# find the value of a three-year \$45 annuity if the interest rate is 5% per year

lfryerda | Certified Educator

An annuity is an investment where the an amount is paid into the investment regularly until the end of the investment.  In this case, there is no additional information given and the interest rate is per year, so the annuity amount of \$45 is invested each year.  We need to calculate the amount of the investment at the end of the third year.

For more complicated annuities (longer investment periods), you should use the annuity formula for it, but in this case, it is probably easier to calculate it directly.

At the beginning of the investment, \$45 is paid, which accumulates interest at the end of the 1st, 2nd and 3rd year.

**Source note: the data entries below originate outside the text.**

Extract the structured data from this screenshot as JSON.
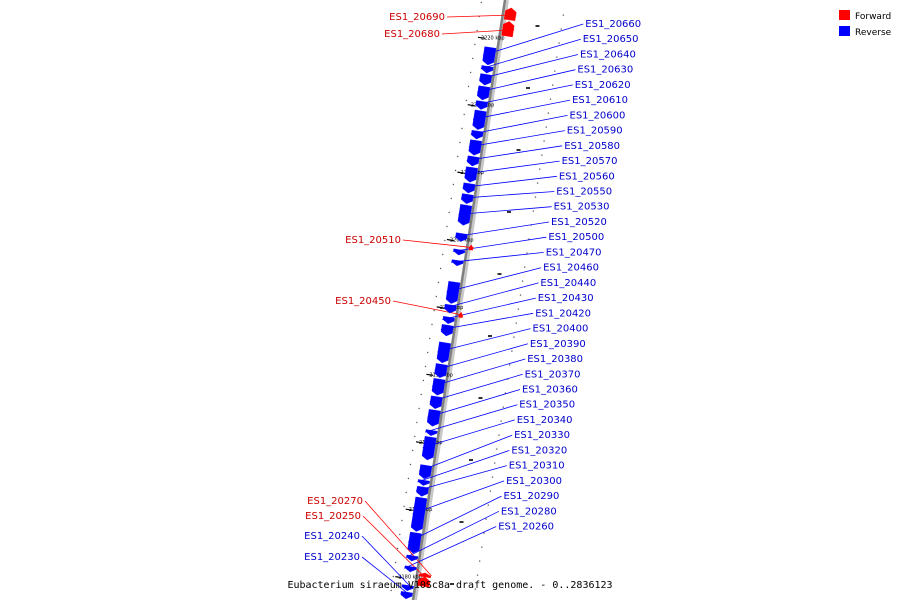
{
  "caption": "Eubacterium siraeum V10Sc8a draft genome. - 0..2836123",
  "legend": [
    {
      "label": "Forward",
      "color": "#ff0000"
    },
    {
      "label": "Reverse",
      "color": "#0000ff"
    }
  ],
  "colors": {
    "forward": "#ff0000",
    "reverse": "#0000ff",
    "forward_text": "#cc0000",
    "reverse_text": "#0000cc",
    "axis": "#808080"
  },
  "scale": {
    "kbp_top": 2223.0,
    "kbp_bottom": 2178.5,
    "unit": "kbp"
  },
  "ticks": [
    {
      "kbp": 2220,
      "label": "2220 kbp"
    },
    {
      "kbp": 2215,
      "label": "2215 kbp"
    },
    {
      "kbp": 2210,
      "label": "2210 kbp"
    },
    {
      "kbp": 2205,
      "label": "2205 kbp"
    },
    {
      "kbp": 2200,
      "label": "2200 kbp"
    },
    {
      "kbp": 2195,
      "label": "2195 kbp"
    },
    {
      "kbp": 2190,
      "label": "2190 kbp"
    },
    {
      "kbp": 2185,
      "label": "2185 kbp"
    },
    {
      "kbp": 2180,
      "label": "2180 kbp"
    }
  ],
  "forward_genes": [
    {
      "name": "ES1_20690",
      "start": 2222.5,
      "end": 2221.6
    },
    {
      "name": "ES1_20680",
      "start": 2221.5,
      "end": 2220.4
    },
    {
      "name": "ES1_20510",
      "start": 2204.9,
      "end": 2204.5
    },
    {
      "name": "ES1_20450",
      "start": 2199.9,
      "end": 2199.5
    },
    {
      "name": "ES1_20270",
      "start": 2180.6,
      "end": 2180.3
    },
    {
      "name": "ES1_20250",
      "start": 2180.3,
      "end": 2179.6
    }
  ],
  "reverse_genes": [
    {
      "name": "ES1_20660",
      "start": 2219.4,
      "end": 2218.1
    },
    {
      "name": "ES1_20650",
      "start": 2218.0,
      "end": 2217.5
    },
    {
      "name": "ES1_20640",
      "start": 2217.4,
      "end": 2216.6
    },
    {
      "name": "ES1_20630",
      "start": 2216.5,
      "end": 2215.5
    },
    {
      "name": "ES1_20620",
      "start": 2215.4,
      "end": 2214.8
    },
    {
      "name": "ES1_20610",
      "start": 2214.7,
      "end": 2213.3
    },
    {
      "name": "ES1_20600",
      "start": 2213.2,
      "end": 2212.6
    },
    {
      "name": "ES1_20590",
      "start": 2212.5,
      "end": 2211.4
    },
    {
      "name": "ES1_20580",
      "start": 2211.3,
      "end": 2210.6
    },
    {
      "name": "ES1_20570",
      "start": 2210.5,
      "end": 2209.4
    },
    {
      "name": "ES1_20560",
      "start": 2209.3,
      "end": 2208.6
    },
    {
      "name": "ES1_20550",
      "start": 2208.5,
      "end": 2207.8
    },
    {
      "name": "ES1_20530",
      "start": 2207.7,
      "end": 2206.2
    },
    {
      "name": "ES1_20520",
      "start": 2205.6,
      "end": 2205.0
    },
    {
      "name": "ES1_20500",
      "start": 2204.4,
      "end": 2204.0
    },
    {
      "name": "ES1_20470",
      "start": 2203.6,
      "end": 2203.2
    },
    {
      "name": "ES1_20460",
      "start": 2202.0,
      "end": 2200.4
    },
    {
      "name": "ES1_20440",
      "start": 2200.3,
      "end": 2199.7
    },
    {
      "name": "ES1_20430",
      "start": 2199.4,
      "end": 2198.9
    },
    {
      "name": "ES1_20420",
      "start": 2198.8,
      "end": 2198.0
    },
    {
      "name": "ES1_20400",
      "start": 2197.5,
      "end": 2196.0
    },
    {
      "name": "ES1_20390",
      "start": 2195.9,
      "end": 2194.9
    },
    {
      "name": "ES1_20380",
      "start": 2194.8,
      "end": 2193.6
    },
    {
      "name": "ES1_20370",
      "start": 2193.5,
      "end": 2192.6
    },
    {
      "name": "ES1_20360",
      "start": 2192.5,
      "end": 2191.3
    },
    {
      "name": "ES1_20350",
      "start": 2191.0,
      "end": 2190.6
    },
    {
      "name": "ES1_20340",
      "start": 2190.5,
      "end": 2188.8
    },
    {
      "name": "ES1_20330",
      "start": 2188.4,
      "end": 2187.4
    },
    {
      "name": "ES1_20320",
      "start": 2187.3,
      "end": 2186.9
    },
    {
      "name": "ES1_20310",
      "start": 2186.8,
      "end": 2186.1
    },
    {
      "name": "ES1_20300",
      "start": 2186.0,
      "end": 2183.5
    },
    {
      "name": "ES1_20290",
      "start": 2183.4,
      "end": 2181.9
    },
    {
      "name": "ES1_20280",
      "start": 2181.7,
      "end": 2181.3
    },
    {
      "name": "ES1_20260",
      "start": 2180.9,
      "end": 2180.5
    },
    {
      "name": "ES1_20240",
      "start": 2179.5,
      "end": 2179.1
    },
    {
      "name": "ES1_20230",
      "start": 2179.0,
      "end": 2178.5
    }
  ]
}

The beginning of the second year, another \$45 is invested, which accumulates interest at the end of the 2nd and 3rd year.

Finally, at the beginning of the 3rd year, the last \$45 is invested, which accumulates interest at the end of the 3rd year.

The total investment is the sum of all those amounts.

The first amount is `A=45(1+0.05)^3=52.09`.

The second amount is `A=45(1+0.05)^2=49.61` .

The third amount is `A=45(1+0.05)=47.25` .

The total value (also called future value) is the sum of those three amounts `A=52.09+49.61+47.25=148.95` .

This can also be calculated using the future-value annuity formula:

`A={(1.05)((1.05)^3-1)}/0.05=148.96`   where the penny discrepancy from earalier was due to rounding errors in the intermediate calculations.

The total value of the annuity is \$148.96.